Ensemble methods combine multiple models to improve performance, making predictions more accurate and robust. They work by leveraging the strengths of different models, reducing overfitting, and enhancing generalization
Bagging, Boosting, Stacking. 


## Task: Apply RF on the Iris data 
RF is one of the most popular solutions in bagging. We train multiple models on different data subsets, then average or vote on the final prediction.

In [15]:
# Your code here 


### Boosting: Builds models sequentially, with each new model correcting errors made by previous ones. Examples include AdaBoost and Gradient Boosting.

# Task: Apply AdaBoost on the Iris data 

In [16]:
# Your code here 

# Task: Apply Gradient Boosting on Iris data 

https://scikit-learn.org/stable/modules/generated/sklearn.ensemble.GradientBoostingClassifier.html

In [17]:
# Your code here 


# Task: Apply XGBoost classifier on the Iris data 

reading material: https://xgboost.readthedocs.io/en/stable/python/python_api.html#xgboost.XGBClassifier

The XGBoost module is not in embedded in sklearn so we will have to install it. 
- pip install xgboost

In [18]:
# Your code here 


### Stacking: Combines different models’ predictions using a meta-learner, enhancing accuracy by capturing various data patterns.

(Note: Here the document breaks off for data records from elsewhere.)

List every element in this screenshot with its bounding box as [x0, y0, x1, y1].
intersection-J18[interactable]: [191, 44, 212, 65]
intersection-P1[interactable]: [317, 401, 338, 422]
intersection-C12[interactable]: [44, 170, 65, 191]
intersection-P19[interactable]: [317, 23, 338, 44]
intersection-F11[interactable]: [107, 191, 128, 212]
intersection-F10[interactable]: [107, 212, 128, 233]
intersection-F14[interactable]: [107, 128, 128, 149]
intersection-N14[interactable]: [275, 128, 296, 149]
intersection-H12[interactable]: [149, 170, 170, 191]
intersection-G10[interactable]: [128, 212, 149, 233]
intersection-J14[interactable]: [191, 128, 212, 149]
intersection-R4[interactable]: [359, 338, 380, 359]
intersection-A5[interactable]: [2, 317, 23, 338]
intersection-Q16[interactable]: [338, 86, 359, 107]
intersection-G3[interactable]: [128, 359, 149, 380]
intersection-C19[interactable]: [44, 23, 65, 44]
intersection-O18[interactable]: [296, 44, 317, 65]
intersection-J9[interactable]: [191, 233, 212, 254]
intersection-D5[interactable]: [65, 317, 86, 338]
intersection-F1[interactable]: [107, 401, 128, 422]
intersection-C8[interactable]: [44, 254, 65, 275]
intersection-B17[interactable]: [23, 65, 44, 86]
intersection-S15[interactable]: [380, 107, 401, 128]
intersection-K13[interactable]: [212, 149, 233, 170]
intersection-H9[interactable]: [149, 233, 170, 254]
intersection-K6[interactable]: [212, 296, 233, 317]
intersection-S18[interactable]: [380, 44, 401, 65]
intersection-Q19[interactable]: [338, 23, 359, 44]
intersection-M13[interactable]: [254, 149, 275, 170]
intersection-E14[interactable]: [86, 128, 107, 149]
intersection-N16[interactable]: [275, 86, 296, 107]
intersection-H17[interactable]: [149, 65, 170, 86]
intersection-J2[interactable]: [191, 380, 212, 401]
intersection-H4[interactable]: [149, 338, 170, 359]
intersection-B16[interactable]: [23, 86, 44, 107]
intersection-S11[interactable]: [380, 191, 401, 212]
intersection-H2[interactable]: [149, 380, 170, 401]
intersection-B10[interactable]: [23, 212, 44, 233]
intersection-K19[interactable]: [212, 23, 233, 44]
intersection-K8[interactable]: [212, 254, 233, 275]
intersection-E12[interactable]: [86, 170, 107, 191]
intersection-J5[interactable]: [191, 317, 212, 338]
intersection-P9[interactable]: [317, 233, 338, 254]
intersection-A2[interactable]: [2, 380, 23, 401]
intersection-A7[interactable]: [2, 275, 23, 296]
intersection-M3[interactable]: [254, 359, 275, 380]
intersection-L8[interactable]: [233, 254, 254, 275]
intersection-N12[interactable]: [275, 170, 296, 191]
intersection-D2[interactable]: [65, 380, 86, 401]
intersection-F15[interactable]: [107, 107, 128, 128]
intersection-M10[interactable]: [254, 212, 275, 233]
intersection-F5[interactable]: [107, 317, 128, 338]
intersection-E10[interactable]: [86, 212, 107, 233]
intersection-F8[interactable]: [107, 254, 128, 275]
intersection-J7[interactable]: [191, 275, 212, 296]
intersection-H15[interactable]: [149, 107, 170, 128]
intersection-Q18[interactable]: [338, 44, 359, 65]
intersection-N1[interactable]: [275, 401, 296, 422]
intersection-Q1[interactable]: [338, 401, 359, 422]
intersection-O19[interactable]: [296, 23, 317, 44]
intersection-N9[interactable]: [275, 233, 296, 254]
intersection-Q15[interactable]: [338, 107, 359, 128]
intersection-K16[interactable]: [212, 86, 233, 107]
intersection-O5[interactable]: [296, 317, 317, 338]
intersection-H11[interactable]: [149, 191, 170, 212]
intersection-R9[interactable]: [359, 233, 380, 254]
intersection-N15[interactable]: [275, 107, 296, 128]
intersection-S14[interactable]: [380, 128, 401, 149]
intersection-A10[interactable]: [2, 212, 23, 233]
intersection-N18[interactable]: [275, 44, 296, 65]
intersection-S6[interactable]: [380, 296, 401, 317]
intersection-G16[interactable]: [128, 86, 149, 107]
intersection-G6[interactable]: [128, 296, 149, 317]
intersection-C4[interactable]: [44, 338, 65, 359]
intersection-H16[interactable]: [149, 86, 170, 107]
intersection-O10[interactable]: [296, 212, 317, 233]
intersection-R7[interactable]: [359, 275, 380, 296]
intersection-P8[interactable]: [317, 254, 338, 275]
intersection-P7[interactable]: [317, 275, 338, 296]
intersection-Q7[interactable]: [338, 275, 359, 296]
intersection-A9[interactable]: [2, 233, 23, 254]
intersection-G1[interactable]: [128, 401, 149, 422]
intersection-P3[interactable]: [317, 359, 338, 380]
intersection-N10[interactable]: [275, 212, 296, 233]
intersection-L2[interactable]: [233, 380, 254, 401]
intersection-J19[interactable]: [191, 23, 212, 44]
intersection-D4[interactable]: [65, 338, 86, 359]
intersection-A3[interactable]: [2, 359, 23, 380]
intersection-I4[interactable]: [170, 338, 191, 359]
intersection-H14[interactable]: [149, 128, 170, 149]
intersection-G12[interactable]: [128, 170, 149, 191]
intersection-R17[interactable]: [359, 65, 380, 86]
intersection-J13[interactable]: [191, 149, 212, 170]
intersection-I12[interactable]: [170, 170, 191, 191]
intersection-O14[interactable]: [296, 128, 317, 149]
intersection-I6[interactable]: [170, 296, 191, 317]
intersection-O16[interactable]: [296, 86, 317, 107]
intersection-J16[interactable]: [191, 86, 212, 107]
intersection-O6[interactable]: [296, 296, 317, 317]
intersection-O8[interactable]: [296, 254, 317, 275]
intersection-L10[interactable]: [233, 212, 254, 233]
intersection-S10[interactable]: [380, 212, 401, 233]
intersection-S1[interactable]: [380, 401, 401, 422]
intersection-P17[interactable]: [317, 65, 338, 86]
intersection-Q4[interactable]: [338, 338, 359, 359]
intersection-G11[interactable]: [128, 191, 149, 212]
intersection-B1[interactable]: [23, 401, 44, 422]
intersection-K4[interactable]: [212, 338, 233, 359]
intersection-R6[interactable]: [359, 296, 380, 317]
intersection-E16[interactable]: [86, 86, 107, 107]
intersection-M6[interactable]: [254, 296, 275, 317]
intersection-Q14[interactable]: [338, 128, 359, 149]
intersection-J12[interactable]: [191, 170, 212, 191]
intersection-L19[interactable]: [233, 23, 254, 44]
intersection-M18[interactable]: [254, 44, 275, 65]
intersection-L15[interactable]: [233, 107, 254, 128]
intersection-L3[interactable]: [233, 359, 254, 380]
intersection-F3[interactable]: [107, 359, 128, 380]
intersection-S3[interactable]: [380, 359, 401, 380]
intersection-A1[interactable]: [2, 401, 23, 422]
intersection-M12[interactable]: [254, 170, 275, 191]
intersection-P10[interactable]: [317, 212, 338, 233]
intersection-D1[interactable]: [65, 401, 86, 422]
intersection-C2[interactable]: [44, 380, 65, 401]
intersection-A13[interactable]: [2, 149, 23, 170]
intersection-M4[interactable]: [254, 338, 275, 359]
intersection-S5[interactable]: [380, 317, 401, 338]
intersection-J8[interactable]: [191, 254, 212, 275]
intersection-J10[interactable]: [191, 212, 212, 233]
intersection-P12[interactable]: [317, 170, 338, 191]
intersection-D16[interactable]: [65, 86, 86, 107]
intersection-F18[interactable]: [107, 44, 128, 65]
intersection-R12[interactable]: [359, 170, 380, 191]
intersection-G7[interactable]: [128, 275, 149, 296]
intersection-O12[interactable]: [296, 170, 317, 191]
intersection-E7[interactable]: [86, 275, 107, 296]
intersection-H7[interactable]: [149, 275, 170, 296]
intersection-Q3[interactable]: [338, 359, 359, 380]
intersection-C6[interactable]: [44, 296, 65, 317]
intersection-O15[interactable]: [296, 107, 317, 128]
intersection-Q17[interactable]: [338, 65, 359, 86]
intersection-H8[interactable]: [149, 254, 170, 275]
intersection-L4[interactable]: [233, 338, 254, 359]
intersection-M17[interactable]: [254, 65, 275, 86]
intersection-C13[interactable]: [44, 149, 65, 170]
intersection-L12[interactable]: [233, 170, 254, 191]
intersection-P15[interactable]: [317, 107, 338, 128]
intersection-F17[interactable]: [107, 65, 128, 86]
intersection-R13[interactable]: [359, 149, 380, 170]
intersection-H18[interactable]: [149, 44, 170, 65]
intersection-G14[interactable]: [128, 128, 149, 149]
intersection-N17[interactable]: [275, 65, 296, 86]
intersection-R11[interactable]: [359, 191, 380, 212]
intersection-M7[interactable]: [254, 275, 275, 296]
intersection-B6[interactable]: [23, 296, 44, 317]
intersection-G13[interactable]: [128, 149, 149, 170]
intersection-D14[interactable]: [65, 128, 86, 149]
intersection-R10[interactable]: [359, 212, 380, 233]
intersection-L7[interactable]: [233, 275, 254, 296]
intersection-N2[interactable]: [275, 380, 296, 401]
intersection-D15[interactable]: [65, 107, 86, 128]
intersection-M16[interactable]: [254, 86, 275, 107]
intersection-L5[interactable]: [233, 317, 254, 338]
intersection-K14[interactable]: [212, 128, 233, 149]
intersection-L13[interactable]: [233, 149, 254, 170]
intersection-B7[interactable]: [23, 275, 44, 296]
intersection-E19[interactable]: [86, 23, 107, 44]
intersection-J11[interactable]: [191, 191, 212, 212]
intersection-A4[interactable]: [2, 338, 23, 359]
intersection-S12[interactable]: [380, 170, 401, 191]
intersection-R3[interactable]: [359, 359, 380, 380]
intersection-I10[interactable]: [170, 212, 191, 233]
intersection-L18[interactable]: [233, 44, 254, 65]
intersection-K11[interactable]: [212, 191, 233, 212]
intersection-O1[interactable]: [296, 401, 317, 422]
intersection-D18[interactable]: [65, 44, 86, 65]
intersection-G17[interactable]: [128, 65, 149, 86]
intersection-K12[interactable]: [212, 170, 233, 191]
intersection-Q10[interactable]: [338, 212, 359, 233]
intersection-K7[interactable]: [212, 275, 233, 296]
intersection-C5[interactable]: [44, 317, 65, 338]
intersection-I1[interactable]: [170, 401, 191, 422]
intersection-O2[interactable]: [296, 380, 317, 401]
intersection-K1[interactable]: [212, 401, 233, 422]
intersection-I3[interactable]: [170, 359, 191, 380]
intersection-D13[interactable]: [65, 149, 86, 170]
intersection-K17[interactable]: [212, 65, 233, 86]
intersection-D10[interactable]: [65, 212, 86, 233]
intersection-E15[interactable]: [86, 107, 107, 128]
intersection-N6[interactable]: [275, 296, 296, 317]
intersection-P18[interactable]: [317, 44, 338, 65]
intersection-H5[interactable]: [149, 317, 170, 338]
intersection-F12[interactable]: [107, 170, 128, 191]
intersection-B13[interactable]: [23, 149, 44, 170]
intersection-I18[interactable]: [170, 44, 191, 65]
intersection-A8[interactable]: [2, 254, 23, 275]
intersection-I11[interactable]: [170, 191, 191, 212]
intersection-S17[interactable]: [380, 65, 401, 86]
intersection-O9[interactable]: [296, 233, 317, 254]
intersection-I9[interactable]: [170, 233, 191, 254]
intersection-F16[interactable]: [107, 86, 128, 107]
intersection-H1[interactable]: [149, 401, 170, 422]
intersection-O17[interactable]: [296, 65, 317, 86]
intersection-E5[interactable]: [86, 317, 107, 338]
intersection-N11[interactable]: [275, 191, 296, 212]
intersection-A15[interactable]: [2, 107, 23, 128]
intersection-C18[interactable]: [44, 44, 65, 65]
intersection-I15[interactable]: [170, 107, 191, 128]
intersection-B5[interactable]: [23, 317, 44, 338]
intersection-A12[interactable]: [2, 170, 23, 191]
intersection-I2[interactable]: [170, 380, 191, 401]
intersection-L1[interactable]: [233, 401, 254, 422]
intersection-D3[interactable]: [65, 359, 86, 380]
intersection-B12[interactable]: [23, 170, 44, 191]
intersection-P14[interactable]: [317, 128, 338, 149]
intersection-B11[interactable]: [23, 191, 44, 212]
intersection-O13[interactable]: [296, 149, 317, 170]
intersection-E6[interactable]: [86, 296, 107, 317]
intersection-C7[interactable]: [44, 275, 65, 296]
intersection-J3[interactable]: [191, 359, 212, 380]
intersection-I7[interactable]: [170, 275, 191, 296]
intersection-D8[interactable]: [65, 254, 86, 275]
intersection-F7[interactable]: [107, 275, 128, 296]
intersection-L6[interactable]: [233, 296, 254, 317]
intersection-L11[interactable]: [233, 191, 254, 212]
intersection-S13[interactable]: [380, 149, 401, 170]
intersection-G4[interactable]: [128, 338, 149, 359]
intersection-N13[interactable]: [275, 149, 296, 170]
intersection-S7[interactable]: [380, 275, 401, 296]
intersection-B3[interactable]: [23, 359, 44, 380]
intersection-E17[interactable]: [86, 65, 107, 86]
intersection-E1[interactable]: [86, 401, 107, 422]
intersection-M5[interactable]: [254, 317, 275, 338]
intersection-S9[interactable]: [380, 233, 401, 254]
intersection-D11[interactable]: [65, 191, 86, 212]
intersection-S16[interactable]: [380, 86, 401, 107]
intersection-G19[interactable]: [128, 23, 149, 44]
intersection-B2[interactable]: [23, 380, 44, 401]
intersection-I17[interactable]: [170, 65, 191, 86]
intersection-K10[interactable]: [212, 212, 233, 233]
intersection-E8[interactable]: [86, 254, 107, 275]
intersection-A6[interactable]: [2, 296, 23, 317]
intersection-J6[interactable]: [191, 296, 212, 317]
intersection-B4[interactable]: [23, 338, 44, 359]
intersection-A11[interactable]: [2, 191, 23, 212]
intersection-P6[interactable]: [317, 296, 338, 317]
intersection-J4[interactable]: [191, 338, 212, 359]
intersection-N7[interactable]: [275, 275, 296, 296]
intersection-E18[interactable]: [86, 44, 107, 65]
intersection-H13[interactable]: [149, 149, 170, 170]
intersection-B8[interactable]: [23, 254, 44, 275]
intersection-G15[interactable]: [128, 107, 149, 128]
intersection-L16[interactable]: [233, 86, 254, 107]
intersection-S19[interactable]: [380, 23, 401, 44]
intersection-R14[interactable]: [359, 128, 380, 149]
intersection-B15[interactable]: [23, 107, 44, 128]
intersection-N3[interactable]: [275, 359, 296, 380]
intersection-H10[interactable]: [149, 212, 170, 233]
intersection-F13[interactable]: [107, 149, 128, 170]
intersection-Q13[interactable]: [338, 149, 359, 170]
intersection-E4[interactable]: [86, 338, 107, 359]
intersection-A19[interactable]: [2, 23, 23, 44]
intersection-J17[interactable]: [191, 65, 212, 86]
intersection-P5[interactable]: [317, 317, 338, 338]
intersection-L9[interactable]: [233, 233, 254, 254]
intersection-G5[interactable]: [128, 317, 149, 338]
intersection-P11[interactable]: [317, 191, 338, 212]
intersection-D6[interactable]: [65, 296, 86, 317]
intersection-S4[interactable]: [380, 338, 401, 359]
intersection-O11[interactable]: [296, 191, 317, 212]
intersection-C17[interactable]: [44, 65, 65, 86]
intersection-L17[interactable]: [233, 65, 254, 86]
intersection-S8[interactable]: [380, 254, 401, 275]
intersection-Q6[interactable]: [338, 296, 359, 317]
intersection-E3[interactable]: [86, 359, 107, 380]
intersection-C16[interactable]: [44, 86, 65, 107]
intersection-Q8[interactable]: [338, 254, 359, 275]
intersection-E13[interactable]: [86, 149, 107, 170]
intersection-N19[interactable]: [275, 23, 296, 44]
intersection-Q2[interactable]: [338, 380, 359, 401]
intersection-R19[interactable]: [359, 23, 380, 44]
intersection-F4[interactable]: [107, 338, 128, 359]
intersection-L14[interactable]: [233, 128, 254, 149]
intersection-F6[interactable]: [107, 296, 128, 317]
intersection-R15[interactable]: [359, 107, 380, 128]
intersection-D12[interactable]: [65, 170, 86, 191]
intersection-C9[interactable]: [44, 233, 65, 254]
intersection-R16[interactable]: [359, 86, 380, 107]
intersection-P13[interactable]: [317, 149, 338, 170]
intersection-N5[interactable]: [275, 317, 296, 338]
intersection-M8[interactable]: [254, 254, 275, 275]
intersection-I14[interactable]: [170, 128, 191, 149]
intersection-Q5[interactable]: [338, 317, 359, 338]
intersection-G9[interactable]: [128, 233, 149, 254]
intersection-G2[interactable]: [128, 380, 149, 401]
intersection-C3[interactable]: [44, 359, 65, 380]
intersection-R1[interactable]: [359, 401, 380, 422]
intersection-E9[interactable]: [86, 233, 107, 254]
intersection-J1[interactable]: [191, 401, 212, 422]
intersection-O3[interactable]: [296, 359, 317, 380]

# Task: Build your own stacked model using three different classifiers
You can use the StackingClassifier module in sklearn: https://scikit-learn.org/1.5/modules/generated/sklearn.ensemble.StackingClassifier.html

In [19]:
from sklearn.ensemble import StackingClassifier

# Task: Is there a difference in accuracy?